La curation provient également de l’anglais « curator » qui désigne tout type de gardien d’un héritage culturel (conservateur de musée, bibliothécaire, etc.) chargé de prendre soin des œuvres dont il a la charge, de les rassembler et de les organiser pour mieux les diffuser au public.
Pour « Zeboute », encore, « le bon curator » doit donc donner du sens au contenu qu’il diffuse. Comme le bibliothécaire qui conseille le lecteur.
A condition de ne pas contribuer à « l’infobésité » en relayant une information qui existe déjà, ou déjà relayée par d’autres, et de respecter le droit d’auteur.

Appliqué à l’Internet, la curation consiste à sélectionner, éditer et partager les contenus jugés comme étant les plus pertinents du web, pour une requête ou un sujet donné.
Mais qui va sélectionner l’information ? Sur quels critères ? Dans quel but ? Quel est son intérêt ? Réponse dans cet autre billet de « Zeboute », qui nous propose un « Focus sur cette nouvelle pratique de la curation » des chaînes d’info en continu, « en temps réel » et « au plus vite ». Une pratique « dont la valeur ajoutée pour l’organe médiatique est faible, puisqu’il suffit de « copier/coller » les dépêches AFP. Une tâche ingrate dévolue à un stagiaire.
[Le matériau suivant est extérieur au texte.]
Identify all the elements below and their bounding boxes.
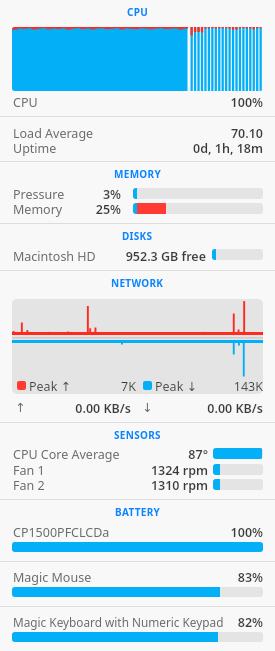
button[interactable] (12, 632, 263, 642)
staticText: 0d, 1h, 18m (193, 140, 263, 157)
button[interactable]: DISKS (0, 229, 275, 243)
button[interactable]: NETWORK (0, 276, 275, 290)
staticText: Magic Keyboard with Numeric Keypad (13, 614, 224, 630)
staticText: Magic Mouse (13, 569, 92, 586)
staticText: 952.3 GB free (125, 248, 206, 265)
button[interactable] (133, 188, 263, 199)
staticText: CPU (13, 94, 38, 111)
button[interactable] (12, 587, 263, 597)
staticText: CPU Core Average (13, 446, 120, 463)
staticText: CPU (127, 5, 149, 19)
staticText: Fan 1 (13, 462, 45, 479)
button[interactable] (213, 448, 263, 459)
staticText: 70.10 (230, 125, 263, 142)
staticText: Fan 2 (13, 477, 45, 494)
staticText: 87° (188, 446, 208, 463)
staticText: CP1500PFCLCDa (13, 524, 110, 541)
button[interactable] (133, 203, 263, 214)
staticText: 83% (237, 569, 263, 586)
button[interactable] (12, 27, 263, 91)
staticText: NETWORK (111, 276, 164, 290)
staticText: Pressure (13, 186, 65, 203)
staticText: 82% (237, 614, 263, 631)
staticText: 143K (233, 378, 263, 395)
staticText: Uptime (13, 140, 57, 157)
button[interactable] (12, 542, 263, 552)
button[interactable]: BATTERY (0, 505, 275, 519)
button[interactable]: MEMORY (0, 167, 275, 181)
staticText: Peak ↓ (155, 378, 198, 395)
button[interactable] (212, 249, 263, 260)
button[interactable]: SENSORS (0, 428, 275, 442)
staticText: BATTERY (115, 505, 161, 519)
staticText: 3% (102, 186, 121, 203)
staticText: 0.00 KB/s (207, 400, 263, 417)
staticText: DISKS (122, 229, 153, 243)
staticText: 25% (95, 201, 121, 218)
staticText: 1310 rpm (150, 477, 208, 494)
staticText: SENSORS (114, 428, 161, 442)
button[interactable] (12, 299, 263, 394)
staticText: MEMORY (114, 167, 161, 181)
staticText: 100% (230, 94, 263, 111)
staticText: Memory (13, 201, 63, 218)
staticText: 1324 rpm (150, 462, 208, 479)
button[interactable] (213, 464, 263, 475)
staticText: Peak ↑ (29, 378, 72, 395)
staticText: 100% (230, 524, 263, 541)
staticText: ↑ (15, 400, 26, 415)
button[interactable]: CPU (0, 5, 275, 19)
button[interactable] (213, 479, 263, 490)
staticText: Load Average (13, 125, 94, 142)
staticText: 0.00 KB/s (75, 400, 131, 417)
staticText: 7K (121, 378, 136, 395)
staticText: ↓ (142, 400, 153, 415)
staticText: Macintosh HD (13, 248, 96, 265)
Qui ne mange pas le midi, car à midi, l’info ne s’arrête pas ».
Une dénonciation de l’usage général réservé aux stagiaires, et « d’un journalisme trop concentré sur l’instantanéité de l’information, plutôt que producteur de sens ».

 
11)Connaissez-vous les « non-conférences » ?
À la recherche d’une méthodologie pour animer des discussions théologiques dans sa paroisse, qui soit aisée à organiser, si possible sans préparation, bienfaisante pour la réflexion individuelle et communautaire, conviviale, Olivier Keshavjee s’est souvenu « des non-conférences (unconference), un concept de conférence particulièrement intéressant ». Il nous invite à le découvrir ici , tout en exprimant son « envie de vivre des cultes sur ce modèle ». Néanmoins, comme il l’explique lui-même, ce modèle n’a rien de neuf, puisqu’ « inventé par une Madame L’Esprit, et théorisé par Monsieur De Tarse, dans une lettre Aux Corinthiens, tome 1, ch. 14, v. 26) ».